Olmaru's first stage role was as Maria in a production of West Side Story at the Rakvere Theatre in 1986. Other roles that followed during her career on the stage include those by such varied international authors and playwrights as: Shakespeare, Yeats, Ibsen, Dumas, Dostoyevsky, Molière, Witold Gombrowicz, Ray Cooney, J. B. Priestley, Jean Anouilh, Jean Giraudoux, Paul Claudel, Thomas Mann, Yasmina Reza, Gérald Sibleyras, among others. Roles in works by Estonian authors and playwrights include those of: Kulno Süvalep, Karl Ristikivi, A. H. Tammsaare, Jaan Tätte, Urmas Lennuk, Jaan Undusk, Eduard Vilde, and Andri Luup, among several others.

==Television and radio==
Liina Omaru's first significant television appearances came in 1995 as the character Virve in the Eesti Televisioon (ETV) dramatic television series Wikmani poised, based on the 1988 novel of the same name penned by Estonian author Jaan Kross. In 2007, she appeared in the role of Piret on the Swedish crime drama television series Tusenbröder; the previous year she had played the same character in the Erik Leijonborg directed feature film adaptation of the series titled Tusenbröder - Återkomsten. Also in 2007, she made an appearance on the ETV crime drama series Ohtlik lend as the character Anne Kulik.

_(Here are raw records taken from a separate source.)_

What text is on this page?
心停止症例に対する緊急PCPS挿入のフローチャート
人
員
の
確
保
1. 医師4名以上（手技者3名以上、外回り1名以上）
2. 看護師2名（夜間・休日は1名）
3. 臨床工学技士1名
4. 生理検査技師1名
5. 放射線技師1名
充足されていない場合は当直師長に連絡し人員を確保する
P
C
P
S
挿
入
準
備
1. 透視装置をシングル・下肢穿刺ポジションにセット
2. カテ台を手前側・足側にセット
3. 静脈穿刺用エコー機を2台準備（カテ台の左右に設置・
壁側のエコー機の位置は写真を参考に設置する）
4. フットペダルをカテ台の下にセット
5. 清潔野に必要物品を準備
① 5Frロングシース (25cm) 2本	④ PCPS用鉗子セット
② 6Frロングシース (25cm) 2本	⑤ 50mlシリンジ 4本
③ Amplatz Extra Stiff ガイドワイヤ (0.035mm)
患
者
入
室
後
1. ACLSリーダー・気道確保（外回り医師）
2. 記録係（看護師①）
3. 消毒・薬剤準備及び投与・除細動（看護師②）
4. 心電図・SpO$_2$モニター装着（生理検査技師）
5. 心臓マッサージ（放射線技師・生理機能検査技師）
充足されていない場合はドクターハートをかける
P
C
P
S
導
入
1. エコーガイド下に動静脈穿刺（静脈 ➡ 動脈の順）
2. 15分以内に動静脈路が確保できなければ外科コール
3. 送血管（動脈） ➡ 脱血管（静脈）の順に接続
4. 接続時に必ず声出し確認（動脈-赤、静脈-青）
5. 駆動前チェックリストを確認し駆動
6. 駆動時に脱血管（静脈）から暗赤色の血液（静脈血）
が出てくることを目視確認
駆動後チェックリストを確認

In 2008, she played the role of Elfriede Kallaste in nine episodes of the ETV historical drama television mini-series Tuulepealne maa, which was a twelve-part mini-series chronicling the early 20th-century history of Estonia; its birth as a country, the Estonian War of Independence, post-war life throughout 1920 up to 1941 and World War II.

Other television appearances include a small role as Barbi on the Kanal 2 drama series Pilvede all in 2010; and as Ireen in Klass - Elu pärast, which was a 2010 television mini-series follow-up to Klass, the Ilmar Raag directed 2007 feature film about school bullying and violence.

Liina Olmaru has also appeared in a number of memorable radio theatre plays, including the role of Enenken Üüve in Ekke Moor in 2002, as Virve Adamson in Madis Kõiv's Üks teine lugu in 2003, and as Linda Vilde in Heidi Sarapuu's Tervist, härra Vilde! in 2015.

==Film==
Olmaru's first feature film role was in the 2003 Russian language romantic drama Yantarnye krylya, directed by Andrey Razenkov. This was followed by the role of Piret in the 2006 Swedish language crime thriller Tusenbröder - Återkomsten, directed by
Erik Leijonborg for Moviola Film och Television AB and Nordisk Film. The following year she appeared as Veera in the Estonian dramatic film short Öö, directed by Jaanis Valk.

==Personal life==
Liina Olmaru married actor Indrek Sammul in 1998. The couple have three adopted children; two sons and a daughter. They currently reside in Tallinn.